31 July 2010

The Theological-Philosophical Dialectic

This was meant for the glossary but ended up too long. I'll link it from the glossary to this article. I just wanted to define it for those who may not understand a raise a few salient points.

I'll start with a brief definition of philosophy.

Philosophy- is the branch of study engaging in discussion, investigation, and development of abstract ideas and concepts by which man seeks to make sense of reality and the fabric of the universe. The etymology of the word itself means the love of wisdom.

Sometimes the term is used to refer to one's underlying principles guiding actions and interpretations. This is actually a sub-category dealt with below.


Christians are often exhorted to avoid philosophy. Not always bad advice, but there are certain reasons we should not be ignorant of it. I will give two.



First,

Philosophy is engaged in a dialectical tension with theology. Traditionally philosophy has three main branches. These are:

Metaphysics, or discussions or categories 'beyond' the physical world or physics. Essentially we're talking about the spiritual world and even questions like time etc...

Epistemology, or study of knowledge. How do we know what we know? What is the nature of knowledge?

Ethics, or the behaviour and actions of man.

Immediately one should recognize these three categories are also theological. Theology proper is usually considered a branch of metaphysics. But I hope you can see one's theology will determine how one interprets other metaphysical questions, epistemology and ethics. But also how one answers questions concerning epistemology will determine one's ability to develop or not develop Theology. Epistemology shapes how we deal with Special Revelation, how we engage in metaphysics. What are the rules and guidelines, limitations, or lack thereof. How does logic come into play? What is logic itself? Like it or not, we employ it. It seems kind of crazy to do these things without ever giving it any thought.

Worldview is what flows out of these epistemological questions and answers concerning metaphysics. Ethics/action is the result of how we answer or fail to answer these other key questions. We all have a worldview, but I write elsewhere of the philosophical influences in Christian circles which has led to what is termed a Christian worldview, but I would argue is often far from it. How does this come about? How can we avoid wrong worldviews?

Philosophy and Theology are very much tied together in this dynamic tension. When engaging in Theology, we are dealing with philosophical questions. Philosophical questions are also theological.

If we don't consider some of the philosophical questions we run the risk of blindly developing our theology. As I've written on this site, philosophical presuppositions affect how we read the Bible. How ones answers certain underlying questions has a huge impact on Biblical hermeneutics.

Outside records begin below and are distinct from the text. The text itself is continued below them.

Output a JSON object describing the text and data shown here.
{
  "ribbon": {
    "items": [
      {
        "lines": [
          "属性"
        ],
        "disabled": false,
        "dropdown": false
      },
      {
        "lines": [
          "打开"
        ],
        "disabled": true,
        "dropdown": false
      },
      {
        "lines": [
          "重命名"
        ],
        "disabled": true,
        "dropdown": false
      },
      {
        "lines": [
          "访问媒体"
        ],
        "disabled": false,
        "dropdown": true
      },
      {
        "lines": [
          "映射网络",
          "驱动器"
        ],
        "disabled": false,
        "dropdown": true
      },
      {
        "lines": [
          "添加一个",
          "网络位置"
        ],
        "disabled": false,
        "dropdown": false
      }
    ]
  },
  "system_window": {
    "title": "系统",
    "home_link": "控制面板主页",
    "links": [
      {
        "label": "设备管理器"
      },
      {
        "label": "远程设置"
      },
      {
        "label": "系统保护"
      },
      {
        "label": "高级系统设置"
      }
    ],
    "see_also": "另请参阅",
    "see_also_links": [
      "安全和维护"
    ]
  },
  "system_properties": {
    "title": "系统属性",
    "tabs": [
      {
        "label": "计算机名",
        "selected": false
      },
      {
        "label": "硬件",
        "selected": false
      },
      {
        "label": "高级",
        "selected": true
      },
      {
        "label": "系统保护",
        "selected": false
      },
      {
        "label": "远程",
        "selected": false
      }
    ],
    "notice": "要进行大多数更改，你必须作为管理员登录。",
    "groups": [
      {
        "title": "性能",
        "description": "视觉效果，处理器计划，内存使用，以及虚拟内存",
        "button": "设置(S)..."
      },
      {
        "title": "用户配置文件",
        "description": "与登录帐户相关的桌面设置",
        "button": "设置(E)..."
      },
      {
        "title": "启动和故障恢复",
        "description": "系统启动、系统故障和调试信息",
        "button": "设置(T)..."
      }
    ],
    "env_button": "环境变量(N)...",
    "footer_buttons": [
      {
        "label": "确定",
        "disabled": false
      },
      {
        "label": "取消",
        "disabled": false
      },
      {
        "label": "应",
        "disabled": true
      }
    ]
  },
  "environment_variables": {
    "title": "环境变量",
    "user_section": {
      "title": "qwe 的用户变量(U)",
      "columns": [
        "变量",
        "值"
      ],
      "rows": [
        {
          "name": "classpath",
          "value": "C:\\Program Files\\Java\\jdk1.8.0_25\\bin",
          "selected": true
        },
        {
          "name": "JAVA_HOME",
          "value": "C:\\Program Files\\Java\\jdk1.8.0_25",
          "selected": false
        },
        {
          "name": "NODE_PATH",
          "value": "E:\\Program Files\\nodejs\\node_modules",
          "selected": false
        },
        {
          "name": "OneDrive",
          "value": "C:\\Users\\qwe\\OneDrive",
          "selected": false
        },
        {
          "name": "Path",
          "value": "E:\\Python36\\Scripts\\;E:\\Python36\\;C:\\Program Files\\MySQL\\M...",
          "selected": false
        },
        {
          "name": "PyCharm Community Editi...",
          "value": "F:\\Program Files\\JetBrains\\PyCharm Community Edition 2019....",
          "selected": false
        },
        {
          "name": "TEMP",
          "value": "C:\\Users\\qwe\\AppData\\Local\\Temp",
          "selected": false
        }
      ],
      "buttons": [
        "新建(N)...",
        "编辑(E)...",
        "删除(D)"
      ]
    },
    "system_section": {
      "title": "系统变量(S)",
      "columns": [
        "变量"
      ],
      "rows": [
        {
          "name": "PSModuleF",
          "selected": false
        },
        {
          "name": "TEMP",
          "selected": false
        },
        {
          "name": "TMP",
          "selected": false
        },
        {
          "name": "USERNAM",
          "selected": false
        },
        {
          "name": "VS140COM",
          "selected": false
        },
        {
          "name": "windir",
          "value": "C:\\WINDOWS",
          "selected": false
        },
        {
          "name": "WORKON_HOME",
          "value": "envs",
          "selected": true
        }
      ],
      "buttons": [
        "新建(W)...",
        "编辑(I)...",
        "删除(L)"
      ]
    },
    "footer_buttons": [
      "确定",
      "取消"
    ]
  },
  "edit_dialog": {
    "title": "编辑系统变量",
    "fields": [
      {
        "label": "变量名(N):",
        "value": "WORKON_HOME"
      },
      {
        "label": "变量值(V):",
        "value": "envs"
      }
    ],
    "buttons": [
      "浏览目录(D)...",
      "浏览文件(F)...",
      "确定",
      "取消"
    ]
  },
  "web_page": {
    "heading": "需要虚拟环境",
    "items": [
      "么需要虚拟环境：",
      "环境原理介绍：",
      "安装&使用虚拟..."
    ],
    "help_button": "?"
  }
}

Can philosophy help us in asking certain questions to help us develop a more full-orbed understanding of the issues as we interact with the Bible? Maybe. Sometimes. Other times it can lead us to ask the wrong questions. It requires some careful thought.

Second,

Like it or not, we are forced to deal with philosophical questions because we and everyone around us is putting some kind of philosophy into practice. It comes out in how people talk, act, and think.

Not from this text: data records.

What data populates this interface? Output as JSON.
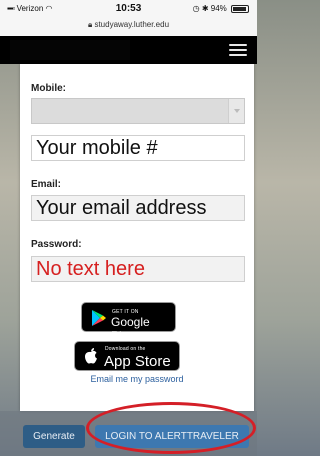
{
  "status_bar": {
    "carrier": "Verizon",
    "time": "10:53",
    "battery": "94%",
    "url": "studyaway.luther.edu"
  },
  "navbar": {
    "menu_icon": "hamburger-menu-icon"
  },
  "form": {
    "mobile_label": "Mobile:",
    "mobile_placeholder": "Your mobile #",
    "email_label": "Email:",
    "email_placeholder": "Your email address",
    "password_label": "Password:",
    "password_placeholder": "No text here"
  },
  "stores": {
    "google_play_small": "GET IT ON",
    "google_play_big": "Google Play",
    "app_store_small": "Download on the",
    "app_store_big": "App Store"
  },
  "email_password_link": "Email me my password",
  "buttons": {
    "generate": "Generate",
    "login": "LOGIN TO ALERTTRAVELER"
  },
  "colors": {
    "login_button": "#3d78b0",
    "generate_button": "#2e5d86",
    "annotation": "#d41f27",
    "placeholder_red": "#d62020"
  }
}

By having some knowledge of what is out there, we can shield ourselves, interact and understand better, and understand how people and a culture have got to where they are, and where it all goes....

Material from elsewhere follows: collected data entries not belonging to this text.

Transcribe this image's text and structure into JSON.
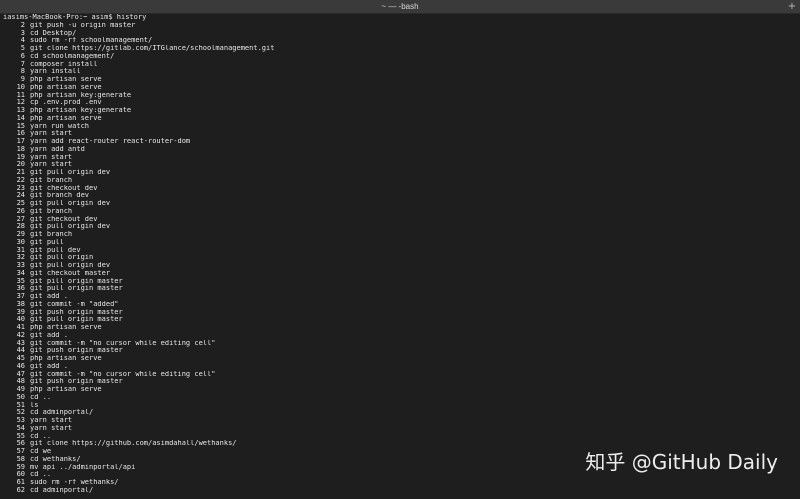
{
  "window": {
    "title": "~ — -bash",
    "new_tab_glyph": "+"
  },
  "terminal": {
    "prompt": "iasims-MacBook-Pro:~ asim$ history",
    "history": [
      {
        "n": "2",
        "cmd": "git push -u origin master"
      },
      {
        "n": "3",
        "cmd": "cd Desktop/"
      },
      {
        "n": "4",
        "cmd": "sudo rm -rf schoolmanagement/"
      },
      {
        "n": "5",
        "cmd": "git clone https://gitlab.com/ITGlance/schoolmanagement.git"
      },
      {
        "n": "6",
        "cmd": "cd schoolmanagement/"
      },
      {
        "n": "7",
        "cmd": "composer install"
      },
      {
        "n": "8",
        "cmd": "yarn install"
      },
      {
        "n": "9",
        "cmd": "php artisan serve"
      },
      {
        "n": "10",
        "cmd": "php artisan serve"
      },
      {
        "n": "11",
        "cmd": "php artisan key:generate"
      },
      {
        "n": "12",
        "cmd": "cp .env.prod .env"
      },
      {
        "n": "13",
        "cmd": "php artisan key:generate"
      },
      {
        "n": "14",
        "cmd": "php artisan serve"
      },
      {
        "n": "15",
        "cmd": "yarn run watch"
      },
      {
        "n": "16",
        "cmd": "yarn start"
      },
      {
        "n": "17",
        "cmd": "yarn add react-router react-router-dom"
      },
      {
        "n": "18",
        "cmd": "yarn add antd"
      },
      {
        "n": "19",
        "cmd": "yarn start"
      },
      {
        "n": "20",
        "cmd": "yarn start"
      },
      {
        "n": "21",
        "cmd": "git pull origin dev"
      },
      {
        "n": "22",
        "cmd": "git branch"
      },
      {
        "n": "23",
        "cmd": "git checkout dev"
      },
      {
        "n": "24",
        "cmd": "git branch dev"
      },
      {
        "n": "25",
        "cmd": "git pull origin dev"
      },
      {
        "n": "26",
        "cmd": "git branch"
      },
      {
        "n": "27",
        "cmd": "git checkout dev"
      },
      {
        "n": "28",
        "cmd": "git pull origin dev"
      },
      {
        "n": "29",
        "cmd": "git branch"
      },
      {
        "n": "30",
        "cmd": "git pull"
      },
      {
        "n": "31",
        "cmd": "git pull dev"
      },
      {
        "n": "32",
        "cmd": "git pull origin"
      },
      {
        "n": "33",
        "cmd": "git pull origin dev"
      },
      {
        "n": "34",
        "cmd": "git checkout master"
      },
      {
        "n": "35",
        "cmd": "git pill origin master"
      },
      {
        "n": "36",
        "cmd": "git pull origin master"
      },
      {
        "n": "37",
        "cmd": "git add ."
      },
      {
        "n": "38",
        "cmd": "git commit -m \"added\""
      },
      {
        "n": "39",
        "cmd": "git push origin master"
      },
      {
        "n": "40",
        "cmd": "git pull origin master"
      },
      {
        "n": "41",
        "cmd": "php artisan serve"
      },
      {
        "n": "42",
        "cmd": "git add ."
      },
      {
        "n": "43",
        "cmd": "git commit -m \"no cursor while editing cell\""
      },
      {
        "n": "44",
        "cmd": "git push origin master"
      },
      {
        "n": "45",
        "cmd": "php artisan serve"
      },
      {
        "n": "46",
        "cmd": "git add ."
      },
      {
        "n": "47",
        "cmd": "git commit -m \"no cursor while editing cell\""
      },
      {
        "n": "48",
        "cmd": "git push origin master"
      },
      {
        "n": "49",
        "cmd": "php artisan serve"
      },
      {
        "n": "50",
        "cmd": "cd .."
      },
      {
        "n": "51",
        "cmd": "ls"
      },
      {
        "n": "52",
        "cmd": "cd adminportal/"
      },
      {
        "n": "53",
        "cmd": "yarn start"
      },
      {
        "n": "54",
        "cmd": "yarn start"
      },
      {
        "n": "55",
        "cmd": "cd .."
      },
      {
        "n": "56",
        "cmd": "git clone https://github.com/asimdahall/wethanks/"
      },
      {
        "n": "57",
        "cmd": "cd we"
      },
      {
        "n": "58",
        "cmd": "cd wethanks/"
      },
      {
        "n": "59",
        "cmd": "mv api ../adminportal/api"
      },
      {
        "n": "60",
        "cmd": "cd .."
      },
      {
        "n": "61",
        "cmd": "sudo rm -rf wethanks/"
      },
      {
        "n": "62",
        "cmd": "cd adminportal/"
      }
    ]
  },
  "watermark": {
    "text": "知乎 @GitHub Daily"
  },
  "colors": {
    "background": "#1e1e1e",
    "titlebar": "#3a3a3a",
    "text": "#e8e8e8"
  }
}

Do we need to sit around and read Kant and Hume in our spare time? No. In fact I will confess philosophy is nothing more than a dead end. Unbelievers can create elaborate and impressive systems but they all fail. Philosophy casts doubts, tears down, through sophistry assails truth. In the end, I usually end up in frustration wanting to wing the book across the room.

But Kant, Hume, and others have had a profound effect on how other people think, even if they've never read them. Perhaps growing up in 20th century America, Kant and Hume have affected us as well? How would we know unless we engage a little?

So, it's quite helpful and utterly worthless. But we can't escape the Theological-Philosophical Dialectic. We have to keep it in mind. Don't kill yourself reading Kant, but don't be afraid to wade into the discussion a little and familiarize yourself with the general concepts and ideas.